With a growing focus on soil biology, some university researchers these days are including compost in agriculture field studies. Results tend to be mixed, and that’s not terribly surprising. Because by and large, little attention is paid to what exactly compost should be.
It’s common to find the stuff treated in published research as a generic source of organic matter, often produced from a small number of ingredients – say, green waste and animal manure. Such a recipe raises concerns. While it’s always unclear what may comprise “green waste,” it’s likely a collection of material pruned from live plants; add that to manure, and you’ll get runaway bacterial growth from the dense supply of nitrogen in those materials.
The resulting product may perform well as a fertilizer, and still delivers plenty of organic matter (that being the stated reason for including compost in most studies). But while a mass of bacteria is not necessarily bad, it is certainly imbalanced. What about fungus, nature’s other decomposer, so important to the mid- to upper-successional plants that we cultivate commercially?
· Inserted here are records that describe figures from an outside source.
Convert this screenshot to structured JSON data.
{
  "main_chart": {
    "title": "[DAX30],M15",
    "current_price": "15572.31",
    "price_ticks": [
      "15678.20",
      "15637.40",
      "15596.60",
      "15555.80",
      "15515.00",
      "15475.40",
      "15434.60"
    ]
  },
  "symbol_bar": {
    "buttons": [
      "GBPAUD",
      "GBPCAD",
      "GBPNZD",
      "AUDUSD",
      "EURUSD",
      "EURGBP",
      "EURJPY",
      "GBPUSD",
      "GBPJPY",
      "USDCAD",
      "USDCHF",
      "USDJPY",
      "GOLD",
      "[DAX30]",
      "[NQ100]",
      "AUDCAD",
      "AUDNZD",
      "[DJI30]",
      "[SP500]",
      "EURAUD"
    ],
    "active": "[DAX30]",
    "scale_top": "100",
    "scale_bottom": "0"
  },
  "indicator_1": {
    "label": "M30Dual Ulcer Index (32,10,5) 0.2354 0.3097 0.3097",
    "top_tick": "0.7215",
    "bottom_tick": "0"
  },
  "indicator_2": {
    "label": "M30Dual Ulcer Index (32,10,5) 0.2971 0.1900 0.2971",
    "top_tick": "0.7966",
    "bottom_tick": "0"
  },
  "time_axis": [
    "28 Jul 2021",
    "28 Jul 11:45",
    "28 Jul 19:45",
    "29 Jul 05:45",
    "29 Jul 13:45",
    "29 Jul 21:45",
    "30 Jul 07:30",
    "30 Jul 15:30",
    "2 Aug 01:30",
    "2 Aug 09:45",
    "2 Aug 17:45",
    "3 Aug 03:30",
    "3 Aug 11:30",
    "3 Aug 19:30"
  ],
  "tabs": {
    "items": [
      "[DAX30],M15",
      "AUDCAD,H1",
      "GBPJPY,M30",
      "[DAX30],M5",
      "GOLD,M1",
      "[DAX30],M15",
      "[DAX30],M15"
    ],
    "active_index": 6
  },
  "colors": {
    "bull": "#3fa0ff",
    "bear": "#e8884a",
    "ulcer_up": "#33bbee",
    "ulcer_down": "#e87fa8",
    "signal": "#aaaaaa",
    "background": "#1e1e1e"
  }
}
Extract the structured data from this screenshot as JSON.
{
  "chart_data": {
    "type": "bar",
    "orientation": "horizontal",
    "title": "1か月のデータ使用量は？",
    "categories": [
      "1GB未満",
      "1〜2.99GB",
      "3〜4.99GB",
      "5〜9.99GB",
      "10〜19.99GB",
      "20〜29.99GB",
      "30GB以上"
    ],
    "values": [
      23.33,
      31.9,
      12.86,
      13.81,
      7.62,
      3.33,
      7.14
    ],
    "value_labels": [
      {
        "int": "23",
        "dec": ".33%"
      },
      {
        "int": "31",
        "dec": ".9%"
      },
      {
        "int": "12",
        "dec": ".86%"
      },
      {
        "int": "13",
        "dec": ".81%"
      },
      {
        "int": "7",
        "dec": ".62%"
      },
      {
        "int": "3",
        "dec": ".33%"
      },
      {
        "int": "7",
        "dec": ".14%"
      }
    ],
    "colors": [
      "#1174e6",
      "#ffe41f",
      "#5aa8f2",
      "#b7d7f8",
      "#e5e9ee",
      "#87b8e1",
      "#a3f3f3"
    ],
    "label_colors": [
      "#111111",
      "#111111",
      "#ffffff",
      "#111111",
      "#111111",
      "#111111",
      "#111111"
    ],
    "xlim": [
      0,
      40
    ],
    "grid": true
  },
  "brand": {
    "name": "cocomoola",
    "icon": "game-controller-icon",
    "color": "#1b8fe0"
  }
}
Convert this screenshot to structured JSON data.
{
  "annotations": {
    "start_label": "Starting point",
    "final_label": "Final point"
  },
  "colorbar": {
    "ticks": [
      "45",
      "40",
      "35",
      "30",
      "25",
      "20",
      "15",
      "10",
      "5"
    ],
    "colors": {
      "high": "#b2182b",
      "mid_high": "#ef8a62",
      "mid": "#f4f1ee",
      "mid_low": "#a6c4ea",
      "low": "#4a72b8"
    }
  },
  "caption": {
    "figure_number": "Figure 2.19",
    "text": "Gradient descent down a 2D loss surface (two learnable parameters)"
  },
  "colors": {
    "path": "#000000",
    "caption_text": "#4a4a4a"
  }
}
And beyond that, protozoa, nematodes and microarthropods? It’s this diverse collection of life forms – what we call the Soil Foodweb – that creates rich nutrient cycling: one organism consumes another and secretes waste, contributing to a vast array of metabolic and chemical processes that make nutrients available to our plants as well as other microbes.
Farmers generally expect that, because they applied organic matter, microbes will begin growing. Technically, this is true: with the right techniques, microbes will, after several years, find their way back to a previously ill-treated farm field. But if the farmer also applies compost containing the needed soil organisms, the process of converting to regenerative agriculture takes a small fraction of the time, and just as promptly leads to greater farm profits.
If you're lucky enough to be situated near a producer of high-quality compost (like this one here in Northern California), your task of sourcing diverse microbes may be simplified. But most farmers don't have that luxury, which means it could pay huge dividends to learn composting skills. It's often a feasible and effective solution to produce material at small scale, by hand, one yard at a time; the microbe populations developed in this material can be further multiplied and, using other techniques, applied to large acreages.
Start with a recipe containing less green, nitrogen-rich things, and more brown, carbon-rich materials – anything that is woody, or was harvested as dead material. Put simply, carbon-rich substances feed fungi more than they do bacteria.
We also need diversity of microbial food materials, which means at least a half-dozen items – brown things like fallen tree leaves, wood chips and weeds trimmed brown; green things like plant prunings, mowed grasses and green weeds; and very-high-nitrogen items, like alfalfa, clover and manures.